Abstract Introduction First responders face trauma at work, which may lead to anxiety and post-traumatic stress disorder (PTSD). An occupational medicine program using a transdisciplinary biopsychosocial treatment approach aims to reduce anxiety in first responders with both anxiety and PTSD. This analysis examines how the intensity of patient participation in the program relates to the likelihood of anxiety resolving, as measured by the clinician-administered Hamilton Anxiety Rating Scale (HAM-A).
Methods The analysis utilized data pertaining to first responders employed by the City of San Diego who initiated care between May 1, 2022, and July 30, 2024, who had clinically significant anxiety (HAM-A>13) and PTSD (PCL-5≥33) and completed at least one hour with the program. The change in patients’ HAM-A scores pre- versus post-treatment was evaluated using a t-test. A logistic regression was conducted, with the outcome being whether the patient had clinically significant anxiety at the end of treatment. Log-transformed (base 2) hours of program exposure served as the independent variable. The patient’s HAM-A score at treatment initiation, gender, age, and occupation (firefighter vs. police) served as control variables.
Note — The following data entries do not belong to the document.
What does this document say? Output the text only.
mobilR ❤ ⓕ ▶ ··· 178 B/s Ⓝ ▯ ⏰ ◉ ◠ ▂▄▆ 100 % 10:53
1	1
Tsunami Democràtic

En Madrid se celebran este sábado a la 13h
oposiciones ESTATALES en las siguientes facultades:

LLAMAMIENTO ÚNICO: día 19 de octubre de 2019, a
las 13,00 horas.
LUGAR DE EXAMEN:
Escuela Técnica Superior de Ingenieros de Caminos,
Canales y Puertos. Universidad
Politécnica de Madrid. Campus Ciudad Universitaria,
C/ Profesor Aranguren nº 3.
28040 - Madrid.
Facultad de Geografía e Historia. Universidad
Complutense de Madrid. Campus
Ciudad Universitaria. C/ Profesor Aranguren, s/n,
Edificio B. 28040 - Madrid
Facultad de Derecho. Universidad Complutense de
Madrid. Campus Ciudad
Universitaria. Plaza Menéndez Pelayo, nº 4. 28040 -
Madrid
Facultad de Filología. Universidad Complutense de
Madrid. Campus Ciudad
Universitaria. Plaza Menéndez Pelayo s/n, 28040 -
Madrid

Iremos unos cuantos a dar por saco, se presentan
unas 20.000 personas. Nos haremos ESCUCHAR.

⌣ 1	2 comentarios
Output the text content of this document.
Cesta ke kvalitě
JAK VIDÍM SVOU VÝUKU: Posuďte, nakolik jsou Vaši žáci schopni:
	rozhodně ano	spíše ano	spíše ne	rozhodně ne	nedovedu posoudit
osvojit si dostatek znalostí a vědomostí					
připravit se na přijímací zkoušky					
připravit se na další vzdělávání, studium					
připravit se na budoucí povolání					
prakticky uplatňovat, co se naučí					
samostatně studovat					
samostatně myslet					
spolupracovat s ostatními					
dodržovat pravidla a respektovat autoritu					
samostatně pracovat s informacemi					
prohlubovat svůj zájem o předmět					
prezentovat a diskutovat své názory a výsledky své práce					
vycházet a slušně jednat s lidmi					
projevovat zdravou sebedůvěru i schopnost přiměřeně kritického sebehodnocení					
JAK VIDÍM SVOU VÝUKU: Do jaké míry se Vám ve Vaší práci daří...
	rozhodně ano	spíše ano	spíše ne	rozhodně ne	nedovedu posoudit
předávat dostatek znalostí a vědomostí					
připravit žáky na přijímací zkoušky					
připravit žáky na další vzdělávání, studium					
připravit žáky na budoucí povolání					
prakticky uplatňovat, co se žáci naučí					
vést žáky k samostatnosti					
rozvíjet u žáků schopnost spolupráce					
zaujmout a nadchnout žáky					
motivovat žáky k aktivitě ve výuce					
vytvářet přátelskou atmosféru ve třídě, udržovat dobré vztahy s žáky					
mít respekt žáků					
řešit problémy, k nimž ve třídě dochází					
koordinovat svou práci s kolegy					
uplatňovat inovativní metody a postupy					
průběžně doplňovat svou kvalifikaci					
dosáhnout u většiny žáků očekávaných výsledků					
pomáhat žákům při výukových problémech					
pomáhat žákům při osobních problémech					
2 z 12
Results The analysis included 55 patients. HAM-A scores significantly (p <.001) decreased following treatment, from a mean of 25.6 (s.d.: 4.5) to a mean of 10.2 (s.d.: 6.6). Program hours were significantly (p=0.003) and negatively associated with the likelihood that a patient had clinically significant anxiety at completion. When patients doubled their program hours, they had under half the odds of having clinically significant anxiety at completion (o.r.: 0.46; 95% c.i.: 0.28-0.77). None of the other variables included in the analysis had a statistically significant association with anxiety outcomes.
Conclusion Increased exposure to transdisciplinary biopsychosocial treatment was significantly associated with a reduced likelihood of clinically significant anxiety in a population of first responders with a history of anxiety and PTSD.